As a demonstration of grass roots problem solving, I led a two hour participatory exercise to build a consensus on what the group's vision of a Chinese women's support services center should include. Thirty five Chinese and 12 American women working together at five tables, with two interpreters, decided that their center would include: health and leisure activities, a women's exchange, children's services, services for single women, elder services, employment services, legal and civil rights services, and housekeeping services.

Beijing is a city of 11 million people, 8 million bicycles, and millions of trees planted in a massive program of urban reforestation to repair environmental damage of the Cultural Revolution.

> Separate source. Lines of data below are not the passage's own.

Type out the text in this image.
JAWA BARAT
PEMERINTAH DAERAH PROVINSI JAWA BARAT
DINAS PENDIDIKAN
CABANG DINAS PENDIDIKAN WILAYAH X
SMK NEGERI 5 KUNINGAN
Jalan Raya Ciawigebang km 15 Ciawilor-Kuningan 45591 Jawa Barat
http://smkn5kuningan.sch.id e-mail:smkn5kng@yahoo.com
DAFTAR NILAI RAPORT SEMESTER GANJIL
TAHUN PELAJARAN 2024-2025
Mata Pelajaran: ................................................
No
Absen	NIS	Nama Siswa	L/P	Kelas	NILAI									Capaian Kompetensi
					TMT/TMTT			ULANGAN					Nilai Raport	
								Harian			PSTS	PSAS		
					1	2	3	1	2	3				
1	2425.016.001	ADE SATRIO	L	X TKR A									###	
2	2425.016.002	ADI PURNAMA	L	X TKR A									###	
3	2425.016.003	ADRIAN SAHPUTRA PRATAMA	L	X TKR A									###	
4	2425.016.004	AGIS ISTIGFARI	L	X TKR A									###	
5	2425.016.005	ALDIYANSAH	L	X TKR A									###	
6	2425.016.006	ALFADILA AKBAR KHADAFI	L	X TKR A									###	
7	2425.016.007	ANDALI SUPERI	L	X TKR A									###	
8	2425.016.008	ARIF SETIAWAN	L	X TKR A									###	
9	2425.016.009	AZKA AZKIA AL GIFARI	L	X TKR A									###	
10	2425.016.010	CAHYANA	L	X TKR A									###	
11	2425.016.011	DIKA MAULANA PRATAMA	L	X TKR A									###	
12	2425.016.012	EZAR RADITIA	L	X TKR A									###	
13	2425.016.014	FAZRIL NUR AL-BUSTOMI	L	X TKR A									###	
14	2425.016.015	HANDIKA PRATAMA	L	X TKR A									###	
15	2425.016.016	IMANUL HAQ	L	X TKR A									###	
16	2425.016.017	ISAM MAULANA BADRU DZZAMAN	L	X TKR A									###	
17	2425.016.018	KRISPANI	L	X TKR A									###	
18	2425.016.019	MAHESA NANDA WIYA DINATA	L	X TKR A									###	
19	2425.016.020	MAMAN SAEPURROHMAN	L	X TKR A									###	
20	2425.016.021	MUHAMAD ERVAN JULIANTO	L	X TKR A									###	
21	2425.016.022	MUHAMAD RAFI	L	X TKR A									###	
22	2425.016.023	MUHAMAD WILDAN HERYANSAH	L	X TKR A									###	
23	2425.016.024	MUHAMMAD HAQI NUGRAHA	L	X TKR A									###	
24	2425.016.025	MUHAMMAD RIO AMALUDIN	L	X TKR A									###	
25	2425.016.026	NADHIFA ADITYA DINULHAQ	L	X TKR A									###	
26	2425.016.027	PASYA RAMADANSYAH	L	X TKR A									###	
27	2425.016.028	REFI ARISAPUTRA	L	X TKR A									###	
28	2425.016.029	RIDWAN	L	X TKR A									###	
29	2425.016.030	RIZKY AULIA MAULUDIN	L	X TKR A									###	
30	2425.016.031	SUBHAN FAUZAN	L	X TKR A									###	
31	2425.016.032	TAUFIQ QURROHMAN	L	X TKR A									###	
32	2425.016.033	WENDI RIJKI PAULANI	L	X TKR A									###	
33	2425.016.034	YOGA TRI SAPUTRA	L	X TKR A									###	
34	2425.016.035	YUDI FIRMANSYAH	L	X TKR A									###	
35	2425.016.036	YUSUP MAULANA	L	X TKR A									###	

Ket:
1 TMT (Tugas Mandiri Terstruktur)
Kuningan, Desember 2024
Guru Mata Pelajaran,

New housing is going up everywhere. Air pollution is a problem. The city is surrounded by the Dragon and Tiger Mountains, which one cannot see because of the thick haze of dust and industrial emissions overlying the city. Fortunately, 1,000 women engineers, professors and technicians, and 16,000 rural working women are involved in policy making and implementation of new and renewable energy systems (solar, wind, biomass, thermal) throughout China . Water pollution is a major problem yet to be addressed.

In this period of rapid social change, what will be the ethical base for social justice and environmental care? In our discussions religion did not come up. People are free to worship as they choose. There are several million Christians on the mainland, and the Chinese YWCA is a respected human service organization. However only members of The Party are in positions of power. The challenge is one of balance - between men and women, between Eastern and Western cultures, between material progress and spirit depth. In the 21st century we, Chinese and Americans alike, must open ourselves to the spirit treasures of other cultures.

Elizabeth Dyson is president of NACCE, lives in St. Paul, MN and edits the Earthkeeping News.